This is simply wrong! I don't know when the textbook writers started to make these wrong statements leading to the wrong vakonomic dynamics. In all traditional textbooks the d'Alembert principle and the action principle are equivalent for nonholonomic constraints. The only restriction for the action principle is that the forces should be derivable from a generalized potential.
The correct way to implement the nonholonomic constraints, which are by assumption of the form
$$A_{ak}(q,t) \dot{q}^k+B_a(q,t)=0.$$
Here the ##k \in \{1,\ldots,n \}## labels the generalized coordinates and ##a \in \{1,\ldots,r \}## the different constraints. The Einstein summation convention is used.

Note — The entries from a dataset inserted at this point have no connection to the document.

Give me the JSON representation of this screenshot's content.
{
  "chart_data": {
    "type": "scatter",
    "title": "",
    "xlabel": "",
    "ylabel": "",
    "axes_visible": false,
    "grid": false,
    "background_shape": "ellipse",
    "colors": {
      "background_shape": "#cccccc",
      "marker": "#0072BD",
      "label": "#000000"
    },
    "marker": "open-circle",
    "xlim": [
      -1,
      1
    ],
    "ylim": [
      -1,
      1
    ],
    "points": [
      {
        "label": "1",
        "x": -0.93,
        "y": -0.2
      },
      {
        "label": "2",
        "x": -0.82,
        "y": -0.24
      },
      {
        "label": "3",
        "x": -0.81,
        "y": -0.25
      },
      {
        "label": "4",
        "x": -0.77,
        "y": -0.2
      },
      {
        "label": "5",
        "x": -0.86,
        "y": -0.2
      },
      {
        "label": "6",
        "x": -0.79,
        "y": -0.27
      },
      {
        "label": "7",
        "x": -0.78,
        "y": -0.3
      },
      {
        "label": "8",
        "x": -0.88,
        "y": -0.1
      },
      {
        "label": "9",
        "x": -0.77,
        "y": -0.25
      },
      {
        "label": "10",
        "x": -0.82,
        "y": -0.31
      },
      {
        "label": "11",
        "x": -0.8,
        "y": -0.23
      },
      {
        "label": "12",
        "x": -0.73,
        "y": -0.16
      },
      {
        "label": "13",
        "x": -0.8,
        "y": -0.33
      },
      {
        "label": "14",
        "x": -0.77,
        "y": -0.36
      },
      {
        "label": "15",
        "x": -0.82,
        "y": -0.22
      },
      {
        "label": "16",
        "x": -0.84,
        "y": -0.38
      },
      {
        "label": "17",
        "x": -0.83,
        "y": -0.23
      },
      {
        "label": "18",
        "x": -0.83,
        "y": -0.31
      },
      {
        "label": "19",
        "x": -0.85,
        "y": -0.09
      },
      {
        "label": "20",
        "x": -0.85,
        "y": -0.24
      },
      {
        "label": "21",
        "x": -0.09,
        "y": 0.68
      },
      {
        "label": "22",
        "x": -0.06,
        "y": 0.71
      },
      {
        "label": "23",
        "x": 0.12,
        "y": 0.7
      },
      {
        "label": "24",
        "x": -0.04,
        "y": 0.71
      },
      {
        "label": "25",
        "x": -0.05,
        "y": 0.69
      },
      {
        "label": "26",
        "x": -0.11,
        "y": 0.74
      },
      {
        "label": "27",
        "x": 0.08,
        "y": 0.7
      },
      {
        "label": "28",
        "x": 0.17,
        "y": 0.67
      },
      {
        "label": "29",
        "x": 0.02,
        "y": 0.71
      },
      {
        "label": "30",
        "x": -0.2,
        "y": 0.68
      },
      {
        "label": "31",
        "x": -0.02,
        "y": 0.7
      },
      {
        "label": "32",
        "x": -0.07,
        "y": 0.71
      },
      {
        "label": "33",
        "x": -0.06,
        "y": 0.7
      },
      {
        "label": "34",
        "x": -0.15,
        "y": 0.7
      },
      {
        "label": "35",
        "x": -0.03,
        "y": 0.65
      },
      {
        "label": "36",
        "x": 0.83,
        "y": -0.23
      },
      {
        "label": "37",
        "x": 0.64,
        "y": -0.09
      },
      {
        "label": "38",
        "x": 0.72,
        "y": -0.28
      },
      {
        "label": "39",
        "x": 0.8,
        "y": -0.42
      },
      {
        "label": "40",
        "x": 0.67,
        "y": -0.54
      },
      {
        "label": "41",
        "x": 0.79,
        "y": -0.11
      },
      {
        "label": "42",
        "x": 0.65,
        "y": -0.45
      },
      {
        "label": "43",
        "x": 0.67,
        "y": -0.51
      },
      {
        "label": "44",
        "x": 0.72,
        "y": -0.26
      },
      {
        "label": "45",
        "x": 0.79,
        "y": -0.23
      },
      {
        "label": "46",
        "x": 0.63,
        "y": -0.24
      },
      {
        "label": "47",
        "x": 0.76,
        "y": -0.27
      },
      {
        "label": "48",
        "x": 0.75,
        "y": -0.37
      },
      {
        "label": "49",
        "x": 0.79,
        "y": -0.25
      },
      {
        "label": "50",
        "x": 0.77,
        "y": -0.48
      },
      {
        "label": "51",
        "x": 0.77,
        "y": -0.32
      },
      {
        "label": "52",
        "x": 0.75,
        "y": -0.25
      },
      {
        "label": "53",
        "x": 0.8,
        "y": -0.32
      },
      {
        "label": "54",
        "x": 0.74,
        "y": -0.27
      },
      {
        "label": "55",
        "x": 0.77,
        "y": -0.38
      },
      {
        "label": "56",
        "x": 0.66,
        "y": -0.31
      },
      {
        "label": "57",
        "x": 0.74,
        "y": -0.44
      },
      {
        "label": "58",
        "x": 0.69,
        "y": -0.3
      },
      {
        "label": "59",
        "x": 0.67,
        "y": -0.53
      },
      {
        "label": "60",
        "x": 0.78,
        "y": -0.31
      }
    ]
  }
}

In form of differentials the constraints read
$$A_{ak}(q,t) \mathrm{d} q^k + B_a(q,t) \mathrm{d} t=0.$$
For the action principle we assume that
$$L=L(q,\dot{q},t),$$
and the action
$$A[q]=\int_{t_1}^{t_2} \mathrm{d} t L(q,\dot{q},t)$$
should be stationary under variations ##\delta q##, ##\delta t=0## (the latter is the important point here!). The variations of the ##\delta q## are however not independent but constrained by the in general nonholonomic constraints. Since ##\delta t=0## these constraints read
$$A_{ak}(q,t) \delta q^k + B_a(q,t) \delta t=A_{ak}(q,t) \delta q^k=0.$$
We can vary the ##\delta q^k## arbitrarily and take the constraints on the variation into account by introducing ##r## Lagrange multipliers ##\lambda_a##, i.e., we make
$$\delta A+\int_{t_1}^{t_2} \mathrm{d} t \lambda_a A_{ak}(q,t) \delta q^k=0.$$
The variation of ##A## reads, using that by definition the initial and final points have to be kept fixed in Hamilton's principle, ##\delta q^k(t_1)=\delta q^k(t_2)=0##,
$$\delta A =\int_{t_1}^{t^2} \mathrm{d} t \left (\delta q^k \partial_{q^k} L + \delta \dot{q}^k \partial_{\dot{q}^k} L \right ) = \int_{t_1}^{t^2} \mathrm{d} t \delta q^k \left [\partial_{q^k} L - \mathrm{d}_t (\partial_{\dot{q}^k} L) \right ].$$
So the stationarity of the action functional together with the Lagrange-multiplier expression for the constraints on the variations, leads to
$$\int_{t_1}^{t_2} \mathrm{d} t \delta q^k \left [\partial_{q^k} L - \mathrm{d}_t (\partial_{\dot{q}^k} L) + \lambda_a A_{ak} \right ] \stackrel{!}{=}0.$$
This leads to the equation of motion
$$\partial_{q^k} L - \mathrm{d}_t (\partial_{\dot{q}^k}) L+\lambda_a A_{ak}=0.$$
These are the same equations of motion you also get from d'Alembert's principle. These are equations for the ##n## generalized coordinates ##q^k##'s and ##r## Lagrange multipliers ##\lambda_a##. The additional equations needed to solve for these ##(n+r)## unknowns are of course the constraint equations in the original form,
$$A_{ak} \dot{q}^k+B_a=0.$$
You can find this straight-forward derivation in many classical textbooks like Landau&Lifshitz vol. 1, Goldstein (2nd condition) and, once more discussing many different principles from d'Alembert to Maupertuis, Lagrange, Hamilton, Routh, etc., including a clear treatment of the nonholonomic constraints.